For The Mothers That Raised Me

For All The Mothers That Raised Me

Mothers’ Day!!! What an amazing day!  We get to celebrate the ones that gave us life, the ones that cared for us all our lives, or the ones that showed us how to live life!  Many of us are still lucky to have our mothers with us.  However, many of us have had to let our sweet mothers continue their journeys without us.  It does not matter—if they are with us or not—birthed us or not—we always need to respect these women for the great examples they are or were in our lives.  They gave themselves, so we could have a part of them in us.  My Em was a special woman who gave everything to me.  But I was also blessed with many other women that put their own little pieces of DNA into my life.  I am so blessed for this and wanted to celebrate their contributions.  I also want us to understand it is the legacy of these women that paved the way for so many women today.  They may have not organized a rally or testified in court, but they gave what gifts they were given with others around them.  Celebrate this Mothers’ Day all of the strong, beautiful women in your life.  They will know wherever they are on their journey and appreciate your love for them!

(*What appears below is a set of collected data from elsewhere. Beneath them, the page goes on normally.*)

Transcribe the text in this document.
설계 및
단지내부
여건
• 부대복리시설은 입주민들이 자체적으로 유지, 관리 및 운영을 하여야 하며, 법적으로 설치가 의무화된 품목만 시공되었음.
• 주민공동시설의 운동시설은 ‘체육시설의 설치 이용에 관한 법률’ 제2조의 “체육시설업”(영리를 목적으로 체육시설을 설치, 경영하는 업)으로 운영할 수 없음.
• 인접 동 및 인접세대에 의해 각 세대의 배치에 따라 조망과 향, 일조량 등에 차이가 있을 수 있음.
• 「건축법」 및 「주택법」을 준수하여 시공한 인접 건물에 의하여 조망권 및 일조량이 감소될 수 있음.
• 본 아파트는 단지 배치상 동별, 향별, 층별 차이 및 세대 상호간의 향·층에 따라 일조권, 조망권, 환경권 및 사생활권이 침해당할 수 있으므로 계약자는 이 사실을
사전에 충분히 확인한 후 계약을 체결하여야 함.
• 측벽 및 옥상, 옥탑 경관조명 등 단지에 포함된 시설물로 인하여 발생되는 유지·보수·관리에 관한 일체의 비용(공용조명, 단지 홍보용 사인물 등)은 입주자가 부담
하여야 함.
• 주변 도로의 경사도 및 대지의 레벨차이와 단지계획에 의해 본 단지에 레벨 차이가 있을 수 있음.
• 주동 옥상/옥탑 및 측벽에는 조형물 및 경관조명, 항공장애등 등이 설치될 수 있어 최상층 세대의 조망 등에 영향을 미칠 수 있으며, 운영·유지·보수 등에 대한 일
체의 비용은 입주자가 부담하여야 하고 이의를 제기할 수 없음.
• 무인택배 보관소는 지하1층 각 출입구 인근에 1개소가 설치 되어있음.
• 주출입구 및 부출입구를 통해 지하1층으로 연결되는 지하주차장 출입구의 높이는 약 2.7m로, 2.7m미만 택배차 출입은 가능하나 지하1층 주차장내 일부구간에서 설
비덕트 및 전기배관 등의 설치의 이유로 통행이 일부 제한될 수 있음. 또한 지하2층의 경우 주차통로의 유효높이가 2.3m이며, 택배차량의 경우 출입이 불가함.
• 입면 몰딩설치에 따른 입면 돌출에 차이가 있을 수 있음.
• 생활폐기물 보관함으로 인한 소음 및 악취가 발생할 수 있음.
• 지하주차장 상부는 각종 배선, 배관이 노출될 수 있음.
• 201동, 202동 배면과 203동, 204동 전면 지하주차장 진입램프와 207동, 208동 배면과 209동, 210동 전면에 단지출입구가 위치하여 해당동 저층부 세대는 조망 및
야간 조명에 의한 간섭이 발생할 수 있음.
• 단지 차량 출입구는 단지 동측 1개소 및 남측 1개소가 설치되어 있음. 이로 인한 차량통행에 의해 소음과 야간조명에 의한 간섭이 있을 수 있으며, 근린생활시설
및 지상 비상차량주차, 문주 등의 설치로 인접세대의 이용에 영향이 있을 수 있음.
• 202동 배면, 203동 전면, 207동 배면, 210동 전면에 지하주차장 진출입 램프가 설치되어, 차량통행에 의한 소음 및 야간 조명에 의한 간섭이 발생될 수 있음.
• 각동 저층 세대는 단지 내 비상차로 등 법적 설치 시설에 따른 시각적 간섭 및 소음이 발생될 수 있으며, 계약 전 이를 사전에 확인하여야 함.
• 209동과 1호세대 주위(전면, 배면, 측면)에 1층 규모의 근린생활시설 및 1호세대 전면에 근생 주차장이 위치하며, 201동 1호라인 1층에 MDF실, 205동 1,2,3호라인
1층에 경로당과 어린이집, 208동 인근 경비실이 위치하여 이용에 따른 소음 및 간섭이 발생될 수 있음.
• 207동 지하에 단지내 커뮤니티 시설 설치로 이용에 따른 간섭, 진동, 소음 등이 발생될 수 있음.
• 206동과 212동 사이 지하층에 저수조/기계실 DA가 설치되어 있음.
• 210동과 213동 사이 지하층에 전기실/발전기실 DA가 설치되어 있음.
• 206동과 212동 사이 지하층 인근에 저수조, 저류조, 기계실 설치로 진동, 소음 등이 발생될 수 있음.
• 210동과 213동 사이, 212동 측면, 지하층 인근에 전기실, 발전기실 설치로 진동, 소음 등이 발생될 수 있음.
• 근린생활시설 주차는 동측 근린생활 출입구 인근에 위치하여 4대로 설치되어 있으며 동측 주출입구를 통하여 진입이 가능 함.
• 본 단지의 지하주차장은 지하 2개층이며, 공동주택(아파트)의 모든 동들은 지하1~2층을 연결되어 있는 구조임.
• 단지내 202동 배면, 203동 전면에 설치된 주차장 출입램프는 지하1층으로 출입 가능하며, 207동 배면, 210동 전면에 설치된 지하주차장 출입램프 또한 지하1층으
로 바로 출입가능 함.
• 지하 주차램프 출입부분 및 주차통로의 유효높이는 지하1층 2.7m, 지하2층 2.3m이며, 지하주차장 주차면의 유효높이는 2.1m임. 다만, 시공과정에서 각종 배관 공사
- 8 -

For The Mothers That Raised Me

They have all passed by now.

Their lives lived to the fullest by serving others.

My mothers include all types of women.

Each with their own unique awareness and gifts.


Em graced my life by providing a free but protected environment.

She encouraged taking risks.

She provided the physical and emotional needs I had.

Her love flowed over me like a blanket lies across a newborn baby.

Her love of flowers brought color to my world.

The textures and mediums she exposed me to showed me how to love the arts.

She was absolutely a leader for women in the professional work place.

A brilliant woman that worked with technology on its birth.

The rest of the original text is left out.